What a Jerk!! | Teen Ink

What a Jerk!!

May 30, 2011
By Dinosaur216 BRONZE, Austin, Texas
Dinosaur216 BRONZE, Austin, Texas
4 articles 0 photos 0 comments

Favorite Quote:
"In my world, everyone eats rainbows and poops butterflies!" -Horton Hears a Who
"Mr. Guy doin' dudes"-Taylor :p hahaha
"Labels are for jars"
"Don't confront me with my failures. I have not forgotten them."
"Doesn't matter if you're a boy or girl,


When I was a little girl, innocent and bright-eyed, my parents divorced. This was the first and most prominent scar in my life, although I didn’t entirely understand what was happening at the time. My mendacious father swore he’d visit me all the time, no matter what, and insisted I be strong for him, as if he’d given me a reason to do anything for him. He kept his promise for a grand-total of 2 weeks after moving out, calling when he got off work and taking me on diminutive weekend adventures, which were as epic and wonderful to me as tree-stars were to Littlefoot in The Land Before Time. Clearly it was only a matter of time before the phone calls diminished to five-minute small talk and our visits were as rare as snow in Texas.

Then, one sundrenched Friday afternoon, I heard the chiming of the phone from the kitchen. Flinging my prized Barbie to the floor, I ran towards the noise, craving the sound of my daddy’s voice, sonorous and supposedly loving, on the other line. “Hello?” I squeaked with anticipation into the receiver, my last drops of hope icicles liquefying in the scolding sun.
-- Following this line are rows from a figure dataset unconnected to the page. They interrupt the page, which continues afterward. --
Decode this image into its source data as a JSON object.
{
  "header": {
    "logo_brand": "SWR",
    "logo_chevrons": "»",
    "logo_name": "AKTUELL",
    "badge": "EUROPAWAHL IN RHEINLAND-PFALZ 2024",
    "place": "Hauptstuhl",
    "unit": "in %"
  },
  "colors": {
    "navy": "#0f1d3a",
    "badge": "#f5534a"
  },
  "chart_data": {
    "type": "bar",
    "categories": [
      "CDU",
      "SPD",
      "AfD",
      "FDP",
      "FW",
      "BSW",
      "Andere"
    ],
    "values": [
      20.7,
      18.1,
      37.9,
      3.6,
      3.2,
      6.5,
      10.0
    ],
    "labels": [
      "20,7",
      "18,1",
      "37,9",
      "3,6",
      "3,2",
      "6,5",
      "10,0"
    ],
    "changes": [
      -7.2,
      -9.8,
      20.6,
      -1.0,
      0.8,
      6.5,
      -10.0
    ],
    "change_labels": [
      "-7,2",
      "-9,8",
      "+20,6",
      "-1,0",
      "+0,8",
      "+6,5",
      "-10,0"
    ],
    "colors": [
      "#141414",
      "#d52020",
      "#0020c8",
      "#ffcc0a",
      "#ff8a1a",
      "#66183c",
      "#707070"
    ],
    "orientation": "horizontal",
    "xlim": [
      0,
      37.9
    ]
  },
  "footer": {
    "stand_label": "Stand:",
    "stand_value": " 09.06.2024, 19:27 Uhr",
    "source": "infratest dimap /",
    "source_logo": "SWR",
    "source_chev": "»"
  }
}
“Hi, baby girl!” My wish had come true! My heart overflowed with bliss as he weaved intricate lies and false hope in my mind. We hung up and I bounced with joy, proudly announcing my plans for the next evening to Mommy. “Daddy’s coming! Daddy’s coming!” I sang, as visions of Putt-Putt Mini Golf and strawberry ice cream at Zilker Park flitted through my head. I scrambled into bed and tried to settle my nerves. The faster I fell asleep the sooner my beloved and “munificent” stranger would be here. At long last, I drifted to sleep, only to be brusquely awoken by the sensationally sweet smell of warm buttermilk pancakes, what seemed to be only a few minutes later. I devoured my breakfast and endeavored to think of something, anything, to occupy my time until Daddy got there. I played with my kitties, transformed my closet into a space shuttle, baked cookies in my Easy-Bake Oven. I played with nearly all my toys that day, attempting to distract myself. Finally, six-o’-clock rolled around and I bounded out the front door, gripping a sticky red Popsicle in my tiny hands, to wait for the much anticipated guest-of-honor. I plopped onto the pavement and tried to be patient.

By six-thirty, my Popsicle was just a drippy stick, so I found some crumbly chalk to scribble with. By seven, it was too shadowy to draw anymore, so I just sat. I sat and watched the headlights of each passing car, hoping one would slowly swerve into our driveway. I sat and suffered through every flicker of optimism my adolescence had given me disintegrating. I sat and waited.

Nine-o’-clock came and he still wasn’t there. Mommy lingered in the doorway, watching before carrying me inside for chilled milk and fresh, melt-in-your-mouth brownies, a bite of comfort to restore my broken heart. I tried to veil my tears from her as I scrutinized one last car, glimmering and cruel, dashing by.

I kept hoping he’d call and apologize and reschedule for a long while after that night, but he never did. In fact, after that day, we never talked again. His fabrications were just clever ways to help him pretend that he was needed, that his actions had an effect on someone. However, I realized as I grew older that I may have thought I needed him as a juvenile child but what I needed was a real father.